Sunday, June 21, 2009

WHOlights from Week #1

Here are just some of the highlights of my first week interning at the World Health Organization:

(1) Sending personal emails to the WHO heads of TB management in China, the Philippines, and Vietnam.

(2) Sipping beer at a bar overlooking the Rhone River while meeting dozens of other UN interns from all over the world. Yeah weekly Intern Drinks!

(3) Attending a panel discussion at the WHO coordinated by the Imbrocks. The discussion, entitled "Blossoming in Geneva," addressed the challenges and opportunities that arise for families whose spouse(s) have extensive duty travel, and offered numerous creative solutions.

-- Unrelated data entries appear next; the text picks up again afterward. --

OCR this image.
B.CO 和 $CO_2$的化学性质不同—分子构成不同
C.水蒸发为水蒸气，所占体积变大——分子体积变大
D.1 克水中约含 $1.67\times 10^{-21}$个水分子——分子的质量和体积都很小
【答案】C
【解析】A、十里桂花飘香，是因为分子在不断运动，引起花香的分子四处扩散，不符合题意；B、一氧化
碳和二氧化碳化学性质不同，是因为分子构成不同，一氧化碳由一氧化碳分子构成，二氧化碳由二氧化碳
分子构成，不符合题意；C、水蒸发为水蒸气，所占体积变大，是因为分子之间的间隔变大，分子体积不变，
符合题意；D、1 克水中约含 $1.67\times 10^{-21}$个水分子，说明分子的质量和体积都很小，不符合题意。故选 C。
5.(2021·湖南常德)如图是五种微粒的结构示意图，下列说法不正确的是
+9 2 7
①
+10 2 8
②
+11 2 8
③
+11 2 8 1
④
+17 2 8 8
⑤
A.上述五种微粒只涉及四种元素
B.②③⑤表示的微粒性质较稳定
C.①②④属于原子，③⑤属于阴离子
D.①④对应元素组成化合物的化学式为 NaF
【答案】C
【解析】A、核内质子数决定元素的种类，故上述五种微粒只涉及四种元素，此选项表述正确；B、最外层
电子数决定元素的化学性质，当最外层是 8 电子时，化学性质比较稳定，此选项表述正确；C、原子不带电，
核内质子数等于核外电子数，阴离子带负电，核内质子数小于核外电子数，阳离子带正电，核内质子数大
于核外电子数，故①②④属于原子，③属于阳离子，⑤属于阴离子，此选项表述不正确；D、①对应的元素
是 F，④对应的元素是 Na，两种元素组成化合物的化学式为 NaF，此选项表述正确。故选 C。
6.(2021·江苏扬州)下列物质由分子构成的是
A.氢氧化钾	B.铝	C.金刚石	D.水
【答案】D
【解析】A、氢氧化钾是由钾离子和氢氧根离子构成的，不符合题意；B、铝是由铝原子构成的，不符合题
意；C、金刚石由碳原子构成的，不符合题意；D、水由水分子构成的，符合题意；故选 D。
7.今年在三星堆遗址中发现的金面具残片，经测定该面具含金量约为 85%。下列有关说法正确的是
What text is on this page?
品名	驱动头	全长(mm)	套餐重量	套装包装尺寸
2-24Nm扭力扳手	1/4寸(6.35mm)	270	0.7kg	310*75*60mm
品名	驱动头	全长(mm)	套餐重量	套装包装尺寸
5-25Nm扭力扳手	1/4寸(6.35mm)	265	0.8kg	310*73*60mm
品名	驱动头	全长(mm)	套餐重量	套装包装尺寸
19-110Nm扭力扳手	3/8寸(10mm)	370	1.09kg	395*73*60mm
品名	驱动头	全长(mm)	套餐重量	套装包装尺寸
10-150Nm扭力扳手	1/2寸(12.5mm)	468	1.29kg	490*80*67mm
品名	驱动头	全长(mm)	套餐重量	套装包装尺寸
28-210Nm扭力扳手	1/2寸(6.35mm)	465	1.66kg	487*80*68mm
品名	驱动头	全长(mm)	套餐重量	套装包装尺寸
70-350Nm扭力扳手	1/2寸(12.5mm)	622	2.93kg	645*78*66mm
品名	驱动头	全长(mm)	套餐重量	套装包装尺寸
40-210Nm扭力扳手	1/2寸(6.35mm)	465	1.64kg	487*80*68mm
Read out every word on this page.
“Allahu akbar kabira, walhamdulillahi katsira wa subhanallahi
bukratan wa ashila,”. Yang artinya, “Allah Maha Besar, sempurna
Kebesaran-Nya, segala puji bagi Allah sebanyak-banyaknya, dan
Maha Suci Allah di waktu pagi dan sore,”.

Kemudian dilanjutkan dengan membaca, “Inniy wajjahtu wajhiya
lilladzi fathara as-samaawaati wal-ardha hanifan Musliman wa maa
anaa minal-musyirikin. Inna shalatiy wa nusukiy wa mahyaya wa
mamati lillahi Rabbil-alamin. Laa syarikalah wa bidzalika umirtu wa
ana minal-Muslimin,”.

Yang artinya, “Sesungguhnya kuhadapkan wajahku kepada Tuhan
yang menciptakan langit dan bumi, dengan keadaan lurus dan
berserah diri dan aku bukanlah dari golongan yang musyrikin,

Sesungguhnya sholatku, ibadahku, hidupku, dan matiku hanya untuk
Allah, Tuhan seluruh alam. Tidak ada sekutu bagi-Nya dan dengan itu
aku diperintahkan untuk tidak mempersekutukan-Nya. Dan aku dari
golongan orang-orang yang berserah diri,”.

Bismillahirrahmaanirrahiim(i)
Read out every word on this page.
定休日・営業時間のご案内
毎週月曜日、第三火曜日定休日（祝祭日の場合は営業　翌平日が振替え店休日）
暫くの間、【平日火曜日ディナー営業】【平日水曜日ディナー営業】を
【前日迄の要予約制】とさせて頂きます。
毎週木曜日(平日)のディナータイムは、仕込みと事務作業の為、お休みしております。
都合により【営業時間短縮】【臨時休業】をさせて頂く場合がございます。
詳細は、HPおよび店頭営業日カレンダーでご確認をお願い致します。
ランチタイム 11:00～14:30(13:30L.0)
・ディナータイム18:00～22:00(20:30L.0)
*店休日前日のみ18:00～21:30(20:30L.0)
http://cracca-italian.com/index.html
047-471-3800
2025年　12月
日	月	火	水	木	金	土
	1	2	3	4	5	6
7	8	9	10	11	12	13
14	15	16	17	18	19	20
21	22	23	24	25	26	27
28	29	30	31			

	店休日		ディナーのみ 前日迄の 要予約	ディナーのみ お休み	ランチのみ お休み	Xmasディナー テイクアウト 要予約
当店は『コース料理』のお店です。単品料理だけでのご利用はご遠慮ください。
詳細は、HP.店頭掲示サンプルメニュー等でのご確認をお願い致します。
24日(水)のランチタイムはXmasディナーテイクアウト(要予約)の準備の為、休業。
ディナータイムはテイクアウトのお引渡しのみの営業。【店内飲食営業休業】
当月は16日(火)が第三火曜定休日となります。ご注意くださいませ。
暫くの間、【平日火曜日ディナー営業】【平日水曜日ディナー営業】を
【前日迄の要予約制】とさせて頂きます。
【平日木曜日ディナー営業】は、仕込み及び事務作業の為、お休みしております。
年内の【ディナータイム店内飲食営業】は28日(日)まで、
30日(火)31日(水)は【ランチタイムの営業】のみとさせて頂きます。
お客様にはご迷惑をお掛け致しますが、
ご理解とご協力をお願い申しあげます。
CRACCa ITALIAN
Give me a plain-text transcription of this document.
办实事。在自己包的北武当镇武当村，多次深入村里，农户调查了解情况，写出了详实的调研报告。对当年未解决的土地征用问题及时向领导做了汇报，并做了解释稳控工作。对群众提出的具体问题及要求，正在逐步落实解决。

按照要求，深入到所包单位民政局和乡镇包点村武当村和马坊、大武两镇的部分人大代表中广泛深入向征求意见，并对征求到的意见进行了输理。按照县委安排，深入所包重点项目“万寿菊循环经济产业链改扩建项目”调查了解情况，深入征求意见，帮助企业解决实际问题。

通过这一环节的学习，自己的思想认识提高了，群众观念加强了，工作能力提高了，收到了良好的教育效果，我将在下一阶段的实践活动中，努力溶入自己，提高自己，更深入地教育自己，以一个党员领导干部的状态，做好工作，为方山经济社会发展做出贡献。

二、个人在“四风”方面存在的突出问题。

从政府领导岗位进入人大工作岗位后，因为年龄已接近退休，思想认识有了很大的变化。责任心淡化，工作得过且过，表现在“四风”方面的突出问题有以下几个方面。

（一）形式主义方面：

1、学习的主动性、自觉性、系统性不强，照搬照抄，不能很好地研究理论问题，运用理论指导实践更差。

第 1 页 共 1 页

(4) Declaring the official name of our open-office space "The Runway," since the arrangement of our desks and the continous flow of people strolling through our hallway in their finest attire resemble something not unlike America's Top Model. I may start making cards with the numbers 1 through 10 so I can score the friendliness of the staff's greetings as they walk by.

(5) Attending the official Intern Induction, learning about the history, governance, and structure of the WHO, and getting answers to questions about the WHO that I never even thought I had. (Side note: the ratio of female to male interns at the WHO is roughly equivalent to the exchange rate between Zimbabwean dollars and the Euro, which is, precisely speaking, a gazillion to one.)

(6) Being taken out to dinner at a delicious Indian restaurant in the heart of Geneva by none other than the Chair of the Green Light Committee himself, Dr. Salmaan Keshavjee, along with his wife, Mercedes, and two other members of STB. We were also treated to gelato afterwards, and got a chance to walk along Lake Geneva chatting with them and picking their brains.

Salmaan, Mercedes, Maria, Morris, Amy, and myself.

Amy, Salmaan, and myself at the restaurant.

(7) Meeting a prison reform activist and documentary photographer for Partners in Health who was in Geneva en route to West Africa. He would soon trek from Ivory Coast all the way down to South Africa, taking photos of prisoners and their conditions.

(8) Attending the church's weekly Bible Study for twenty- and thirty-year-olds and diving into deep discussion with people I'd just met for the first time.

(9) Walking 1.5 kilometers through the woods in the pitch-dark from one bus stop to another. The bus goes to the second-to-last stop but ceases to go to the last one (my stop) after 8pm. This necessitates a 20 minute walk through desolate fields and creepy forest, not to mention hopping the roadblock that marks the Switzerland/France border, whenever I'm returning home late in the evening. Definitely separates the men from the boys.

And I -- I took the road less traveled by.